Pessoalmente, acho as duas situações inadequadas. Ninguém deveria sustentar ninguém, pois é um peso grande demais. Quem é sustentado também não vive uma boa situação porque está na dependência. Vai ficar obrigado a aceitar o que não quer porque precisa e pode perder o mantenedor a qualquer momento, afinal, toda relação pode acabar. O ideal é que homem e mulher dividam as coisas. Claro, há situações e situações. Se você é casado com alguém que dá duro e o ofício dessa pessoa não dá a mesma boa remuneração que você tem, é uma coisa. Sou contra alguém folgar enquanto outra pessoa se lasca. Isso só pode acabar em desrespeito, ressentimento. Em todos os casos, o fato é que se nenhum dos dois reclama, ninguém tem nada com isso.
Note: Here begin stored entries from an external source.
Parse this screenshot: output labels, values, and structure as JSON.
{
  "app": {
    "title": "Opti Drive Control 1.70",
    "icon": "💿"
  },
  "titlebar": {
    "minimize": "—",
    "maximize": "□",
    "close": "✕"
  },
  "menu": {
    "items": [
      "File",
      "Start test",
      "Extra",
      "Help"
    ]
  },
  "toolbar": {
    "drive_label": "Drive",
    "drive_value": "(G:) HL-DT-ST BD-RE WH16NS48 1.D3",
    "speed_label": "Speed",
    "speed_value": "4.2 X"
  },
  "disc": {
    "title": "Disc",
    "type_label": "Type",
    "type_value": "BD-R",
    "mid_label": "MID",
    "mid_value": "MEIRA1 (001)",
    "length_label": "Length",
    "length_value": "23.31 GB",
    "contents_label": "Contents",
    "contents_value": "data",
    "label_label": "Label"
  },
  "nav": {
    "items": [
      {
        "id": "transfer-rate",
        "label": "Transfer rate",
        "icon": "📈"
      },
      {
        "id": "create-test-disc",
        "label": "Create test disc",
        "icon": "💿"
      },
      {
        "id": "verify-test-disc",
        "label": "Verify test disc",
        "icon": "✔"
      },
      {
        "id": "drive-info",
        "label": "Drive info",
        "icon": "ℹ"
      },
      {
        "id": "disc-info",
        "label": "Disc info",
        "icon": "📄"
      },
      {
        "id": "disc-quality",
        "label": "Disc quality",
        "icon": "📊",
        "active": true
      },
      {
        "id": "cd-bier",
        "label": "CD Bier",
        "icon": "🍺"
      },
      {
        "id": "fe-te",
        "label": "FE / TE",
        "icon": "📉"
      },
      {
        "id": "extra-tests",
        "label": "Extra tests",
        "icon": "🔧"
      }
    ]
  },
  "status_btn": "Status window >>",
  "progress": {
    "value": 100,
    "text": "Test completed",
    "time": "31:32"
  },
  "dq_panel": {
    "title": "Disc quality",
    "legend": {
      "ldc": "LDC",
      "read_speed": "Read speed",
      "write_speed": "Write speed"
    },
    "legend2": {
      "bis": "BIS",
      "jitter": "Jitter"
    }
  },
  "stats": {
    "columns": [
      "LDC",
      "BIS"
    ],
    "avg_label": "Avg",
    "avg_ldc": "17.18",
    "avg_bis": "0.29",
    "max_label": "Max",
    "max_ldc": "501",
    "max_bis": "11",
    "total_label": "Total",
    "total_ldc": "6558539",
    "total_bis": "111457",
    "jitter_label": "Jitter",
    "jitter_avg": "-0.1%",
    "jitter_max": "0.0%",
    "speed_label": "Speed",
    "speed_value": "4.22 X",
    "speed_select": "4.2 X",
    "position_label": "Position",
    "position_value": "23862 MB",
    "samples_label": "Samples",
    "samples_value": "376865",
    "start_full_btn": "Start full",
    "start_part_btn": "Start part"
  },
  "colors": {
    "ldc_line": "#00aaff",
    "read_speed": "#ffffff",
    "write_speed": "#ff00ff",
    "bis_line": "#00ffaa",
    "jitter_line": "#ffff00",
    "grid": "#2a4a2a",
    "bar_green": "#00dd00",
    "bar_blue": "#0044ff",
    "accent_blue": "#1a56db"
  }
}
Mas toda vez que o assunto surge aqui em casa, há um conflito de valores que envolve gerações e eu acho bem interessante. Minha irmã acha que minha prima é interesseira, afinal, quando namoravam, ela dava muito corno nele. E ela raramente publica fotos dos dois no Instagram. Enfim, ela acha que a fulana tá ali, "luxando", sem amar, mas pela boa vida que o marido proporciona. Afinal, sozinha, ela nunca poderia bancar a vida que tem. Minha mãe, que nunca trabalhou fora, se dói, diz que ela vive viajando porque entrou pra igreja e que o povo evangélico é corda de caranguejo e blá blá blá. Mas minha mãe, embora nunca tenha tido a responsabilidade de garantir o dinheiro, ficou com a maior responsabilidade na família: pela administração da casa, pelos cuidados com as filhas, especialmente os emocionais, oferecendo apoio emocional ao marido, que só tinha que se preocupar em trabalhar, um trabalho que ele só perderia se fizesse besteira, já que tinha estabilidade. Minha prima não tem o mesmo peso pra carregar. Bem, minha irmã é de uma geração que refuta esse modelo de mulher, que liga a falta de carreira à ociosidade, a problemas de caráter, realmente. Mas que acaba invertendo os papéis só para reafirmar poder, sem perceber o desequilíbrio.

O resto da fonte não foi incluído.